One of the reasons for the dire wage outlook is due to the pandemic, the effects of which aren’t expected to fully lift until 2023. Due to budget constraints, the Finance Ministry said it is “tightening our belts” in the coming years and therefore the workforce should not be looking for any major pay increase.
Nearly one-third of Ghana’s 31 million population works in the agriculture sector, where the situation is even worse. Most cocoa farmers are reportedly not even earning a living wage at about USD 1 per day and therefore struggle to afford basic expenses like housing, groceries and education, for example. Ghana’s monthly Living Income Benchmark hovers at USD 312 per family, which translates to about USD 2.05 per individual each day.

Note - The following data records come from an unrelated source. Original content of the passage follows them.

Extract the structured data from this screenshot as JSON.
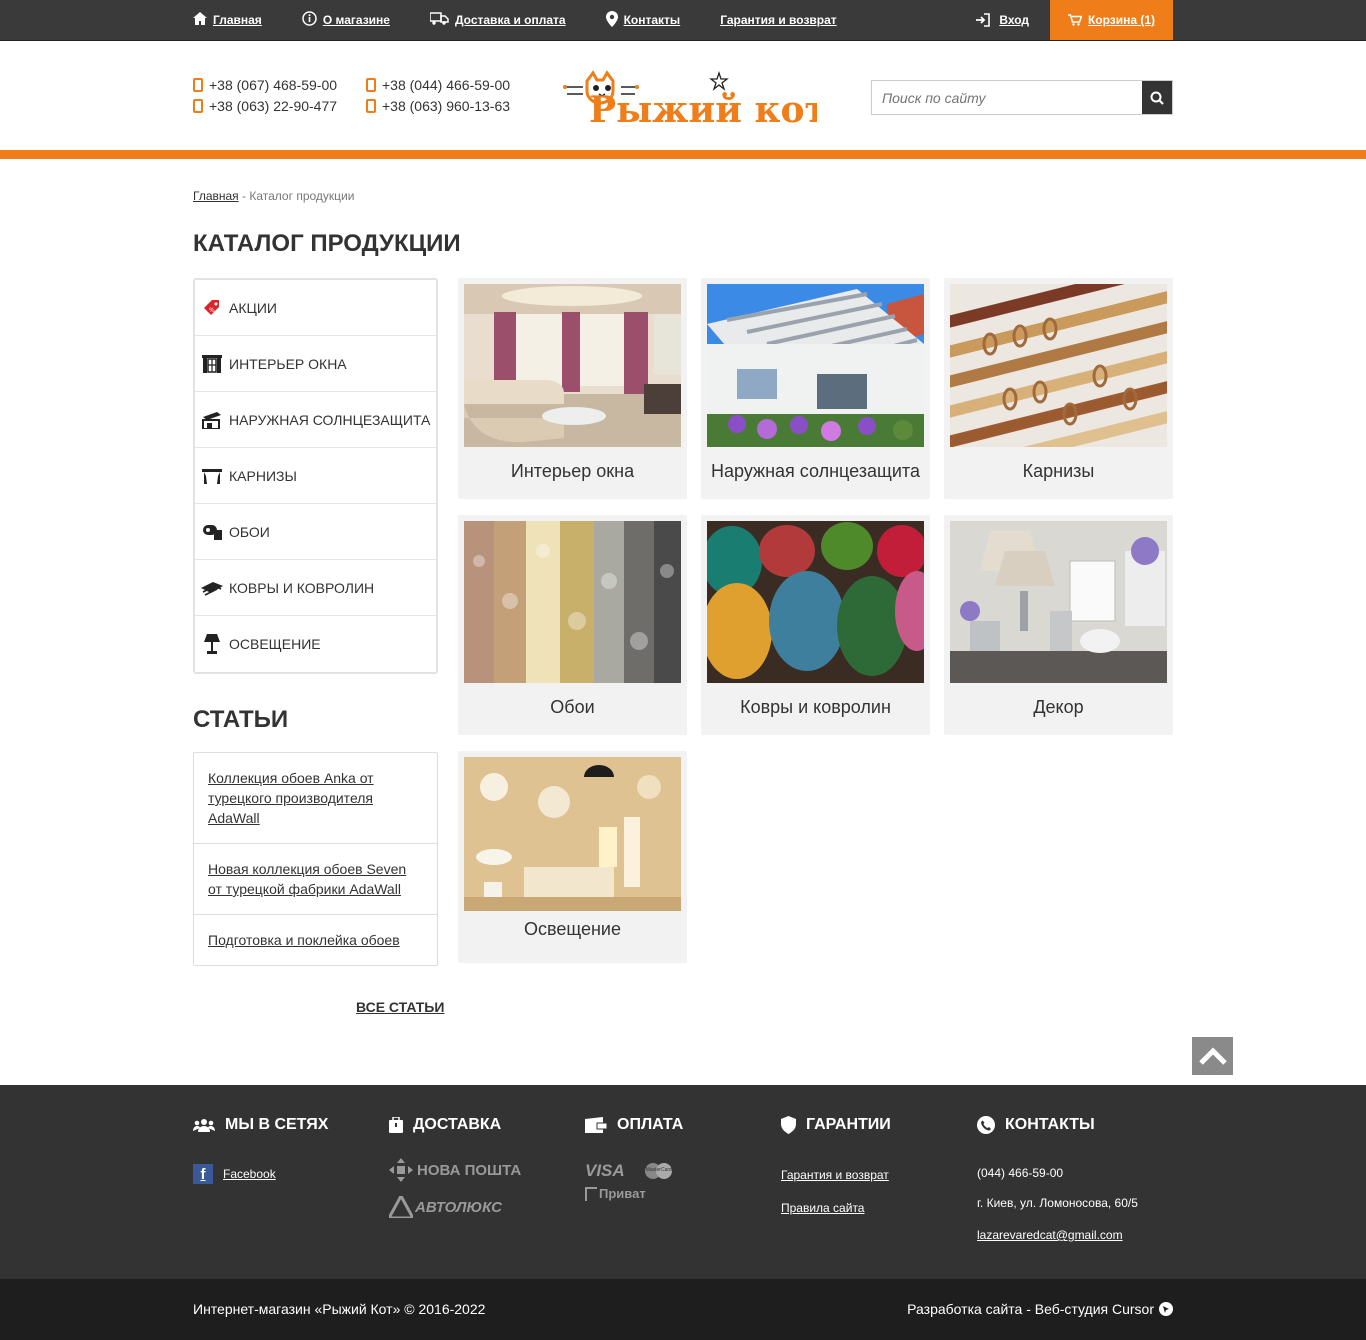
{
  "topnav": {
    "items": [
      {
        "label": "Главная",
        "icon": "home-icon"
      },
      {
        "label": "О магазине",
        "icon": "info-icon"
      },
      {
        "label": "Доставка и оплата",
        "icon": "truck-icon"
      },
      {
        "label": "Контакты",
        "icon": "map-pin-icon"
      },
      {
        "label": "Гарантия и возврат",
        "icon": ""
      }
    ],
    "login": "Вход",
    "cart": "Корзина (1)"
  },
  "header": {
    "phones": [
      "+38 (067) 468-59-00",
      "+38 (044) 466-59-00",
      "+38 (063) 22-90-477",
      "+38 (063) 960-13-63"
    ],
    "logo_text": "Рыжий кот",
    "search_placeholder": "Поиск по сайту"
  },
  "breadcrumb": {
    "home": "Главная",
    "separator": " - ",
    "current": "Каталог продукции"
  },
  "page_title": "КАТАЛОГ ПРОДУКЦИИ",
  "sidebar": {
    "items": [
      {
        "label": "АКЦИИ",
        "icon": "sale-tag-icon"
      },
      {
        "label": "ИНТЕРЬЕР ОКНА",
        "icon": "window-icon"
      },
      {
        "label": "НАРУЖНАЯ СОЛНЦЕЗАЩИТА",
        "icon": "awning-icon"
      },
      {
        "label": "КАРНИЗЫ",
        "icon": "curtain-rod-icon"
      },
      {
        "label": "ОБОИ",
        "icon": "wallpaper-roll-icon"
      },
      {
        "label": "КОВРЫ И КОВРОЛИН",
        "icon": "carpet-icon"
      },
      {
        "label": "ОСВЕЩЕНИЕ",
        "icon": "lamp-icon"
      }
    ]
  },
  "articles": {
    "title": "СТАТЬИ",
    "items": [
      "Коллекция обоев Anka от турецкого производителя AdaWall",
      "Новая коллекция обоев Seven от турецкой фабрики AdaWall",
      "Подготовка и поклейка обоев"
    ],
    "all_link": "ВСЕ СТАТЬИ"
  },
  "catalog": [
    {
      "label": "Интерьер окна",
      "image": "living-room-image"
    },
    {
      "label": "Наружная солнцезащита",
      "image": "awning-image"
    },
    {
      "label": "Карнизы",
      "image": "curtain-rods-image"
    },
    {
      "label": "Обои",
      "image": "wallpaper-rolls-image"
    },
    {
      "label": "Ковры и ковролин",
      "image": "carpet-rolls-image"
    },
    {
      "label": "Декор",
      "image": "decor-image"
    },
    {
      "label": "Освещение",
      "image": "lighting-image"
    }
  ],
  "footer": {
    "social": {
      "title": "МЫ В СЕТЯХ",
      "facebook": "Facebook"
    },
    "delivery": {
      "title": "ДОСТАВКА",
      "carriers": [
        "НОВА ПОШТА",
        "АВТОЛЮКС"
      ]
    },
    "payment": {
      "title": "ОПЛАТА",
      "methods": [
        "VISA",
        "MasterCard",
        "Приват"
      ]
    },
    "guarantee": {
      "title": "ГАРАНТИИ",
      "links": [
        "Гарантия и возврат",
        "Правила сайта"
      ]
    },
    "contacts": {
      "title": "КОНТАКТЫ",
      "phone": "(044) 466-59-00",
      "address": "г. Киев, ул. Ломоносова, 60/5",
      "email": "lazarevaredcat@gmail.com"
    }
  },
  "bottom": {
    "copyright": "Интернет-магазин «Рыжий Кот» © 2016-2022",
    "developer": "Разработка сайта - Веб-студия Cursor"
  },
  "colors": {
    "accent": "#ef7d1a",
    "topbar": "#3a3a3a",
    "footer": "#333333"
  }
}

Ghana was poised to charge a premium for its cocoa beans to chocolate makers like Hershey and Mars that would have ensured a minimum income to growers. Waning demand due to the pandemic thwarted those plans, however, leaving Ghana and the Ivory Coast, the other major cocoa producer, crying foul.
Meanwhile, President Nana Akufo-Addo has declared that Ghana wants to wean itself off from its dependence on exporting raw materials such as cocoa beans. The country wants to produce more chocolate itself in an attempt to create prosperity for the population, dealing a blow to trade partners like Switzerland, which attributes its ability to produce chocolate at a large scale to raw material imports it receives from Ghana.
Heavy Debt Load
Ghana, whose fiscal deficit hovered at 13.8% of GDP last year, is looking to attract USD 5 billion to its coffers this year in loans from the international markets. The country might have another thing coming, however, due to its topsy-turvy debt load.
Ghana made a list of African countries whose risk of debt distress is high, according to the International Monetary Fund (IMF). Its interest payments are nearing 50% of the country’s revenue, which is worrying investors. The IMF could be looking for Ghana to overhaul its excessive debt load. Making matters worse, Chinese lenders, which are responsible for approximately 20% of loans to the African continent, have begun to shun many African countries, including Ghana, for loans, amid worries of default.
Source: Financial Times
Last year, Ghana’s economy grew by nearly 1% despite the COVID-19 headwinds, demonstrating its resilience. It is one of Africa’s major economies and prior to the pandemic was touted by organizations like the World Bank and Brookings Institution as one of the world’s fastest-growing economies. Ghana has an unemployment rate of 4.5% and the government in 2021 is looking to curb spending and expand its tax base to bolster revenues and get the economy on solid footing.